Annäherung nach dem II. Vatikanischen Konzil, ab 1965
BearbeitenDie Vorbereitungskommission des Zweiten Vatikanischen Konzils hatte hinsichtlich der Freimaurer-Thematik einige Vorschläge zur Diskussion gestellt, z.B.:
- Die Sekte der Freimaurer soll verurteilt werden
- Der Freimaurerorden soll als der katholischen Ordnung entgegenstehend bezeichnet werden
- Eine Veränderung der [Kirchen-]Strafen für Mitglieder in Freimaurerlogen soll geprüft werden.[13]

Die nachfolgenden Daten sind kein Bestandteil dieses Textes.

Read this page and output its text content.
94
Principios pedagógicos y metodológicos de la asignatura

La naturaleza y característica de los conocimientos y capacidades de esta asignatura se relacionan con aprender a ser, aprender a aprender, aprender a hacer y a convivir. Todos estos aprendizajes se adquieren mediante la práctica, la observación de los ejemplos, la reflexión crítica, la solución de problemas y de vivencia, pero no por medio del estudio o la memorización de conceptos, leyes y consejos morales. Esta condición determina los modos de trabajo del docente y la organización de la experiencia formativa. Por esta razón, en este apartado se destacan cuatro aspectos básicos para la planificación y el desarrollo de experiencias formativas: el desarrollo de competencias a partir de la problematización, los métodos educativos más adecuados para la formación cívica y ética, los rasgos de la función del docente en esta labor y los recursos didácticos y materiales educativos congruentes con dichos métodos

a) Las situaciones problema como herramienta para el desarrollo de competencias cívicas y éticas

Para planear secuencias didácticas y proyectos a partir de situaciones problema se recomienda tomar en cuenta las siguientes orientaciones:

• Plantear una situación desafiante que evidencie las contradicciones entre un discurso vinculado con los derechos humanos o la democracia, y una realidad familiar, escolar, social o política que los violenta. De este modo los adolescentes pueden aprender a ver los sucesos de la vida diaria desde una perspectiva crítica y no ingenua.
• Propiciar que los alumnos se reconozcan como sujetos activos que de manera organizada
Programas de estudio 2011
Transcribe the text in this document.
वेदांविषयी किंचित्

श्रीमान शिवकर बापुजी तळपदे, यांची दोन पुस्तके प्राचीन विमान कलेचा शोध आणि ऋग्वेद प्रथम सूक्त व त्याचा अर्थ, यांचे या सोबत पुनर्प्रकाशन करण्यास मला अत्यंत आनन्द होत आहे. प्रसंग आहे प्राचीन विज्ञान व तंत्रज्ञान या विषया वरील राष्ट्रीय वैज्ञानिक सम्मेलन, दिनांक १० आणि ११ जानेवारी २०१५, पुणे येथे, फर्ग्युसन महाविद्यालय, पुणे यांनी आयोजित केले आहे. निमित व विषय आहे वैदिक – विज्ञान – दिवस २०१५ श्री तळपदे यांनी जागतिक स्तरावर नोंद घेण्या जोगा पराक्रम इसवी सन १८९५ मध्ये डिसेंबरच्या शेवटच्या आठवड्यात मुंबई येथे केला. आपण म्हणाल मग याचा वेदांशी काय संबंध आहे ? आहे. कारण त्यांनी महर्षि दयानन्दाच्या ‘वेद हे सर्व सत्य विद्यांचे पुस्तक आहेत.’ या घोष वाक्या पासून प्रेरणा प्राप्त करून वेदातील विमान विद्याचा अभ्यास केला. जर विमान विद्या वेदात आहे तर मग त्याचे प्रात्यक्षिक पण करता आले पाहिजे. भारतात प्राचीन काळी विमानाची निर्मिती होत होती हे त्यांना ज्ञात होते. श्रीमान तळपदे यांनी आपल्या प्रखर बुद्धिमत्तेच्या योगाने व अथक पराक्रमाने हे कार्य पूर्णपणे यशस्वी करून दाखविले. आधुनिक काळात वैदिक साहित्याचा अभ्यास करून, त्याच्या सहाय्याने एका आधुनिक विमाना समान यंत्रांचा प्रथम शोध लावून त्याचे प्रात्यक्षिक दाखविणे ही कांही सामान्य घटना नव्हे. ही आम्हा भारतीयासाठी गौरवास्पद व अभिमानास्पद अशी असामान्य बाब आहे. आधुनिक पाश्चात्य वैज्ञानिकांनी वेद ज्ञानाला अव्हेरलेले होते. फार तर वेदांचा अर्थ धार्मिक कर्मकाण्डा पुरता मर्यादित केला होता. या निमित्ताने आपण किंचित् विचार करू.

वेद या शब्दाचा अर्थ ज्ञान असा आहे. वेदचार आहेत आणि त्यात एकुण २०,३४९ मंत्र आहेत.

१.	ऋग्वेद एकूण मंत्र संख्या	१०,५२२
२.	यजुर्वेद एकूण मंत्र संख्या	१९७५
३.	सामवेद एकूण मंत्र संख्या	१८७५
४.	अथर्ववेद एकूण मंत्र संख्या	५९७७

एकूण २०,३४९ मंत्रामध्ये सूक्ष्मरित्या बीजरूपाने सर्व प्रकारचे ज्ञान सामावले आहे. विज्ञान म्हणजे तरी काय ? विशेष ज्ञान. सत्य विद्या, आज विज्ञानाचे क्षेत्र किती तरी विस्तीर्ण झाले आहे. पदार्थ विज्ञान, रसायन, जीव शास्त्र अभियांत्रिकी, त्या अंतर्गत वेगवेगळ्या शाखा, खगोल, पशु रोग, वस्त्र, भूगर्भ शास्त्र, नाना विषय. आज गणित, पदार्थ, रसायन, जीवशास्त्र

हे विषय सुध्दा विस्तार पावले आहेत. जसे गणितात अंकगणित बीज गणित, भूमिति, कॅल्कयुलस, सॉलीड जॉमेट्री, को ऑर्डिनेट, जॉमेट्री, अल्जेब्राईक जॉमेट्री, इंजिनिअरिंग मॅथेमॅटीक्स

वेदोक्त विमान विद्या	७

In mehreren Generalversammlungen sprachen einige Kardinäle und Bischöfe das Thema Freimaurerei an. Dabei wurde auch vorgetragen, dass die Freimaurerei in ihrem Ursprung nicht antichristlich sei[14]. Andrerseits wollte eine Gruppe von Bischöfen um Erzbischof Lefebvre erneut eine Verurteilung der Freimaurer[15]. Trotz der gestellten Anträge, sich mit der Haltung der katholischen Kirche gegenüber den Freimaurern zu befassen, hat sich das Konzil mit dieser Frage nicht förmlich beschäftigt[16], ein Beschluss für einen formalen Dialogbeginn mit der Freimaurerei ist den Abschlussdokumenten des Konzils nicht zu entnehmen.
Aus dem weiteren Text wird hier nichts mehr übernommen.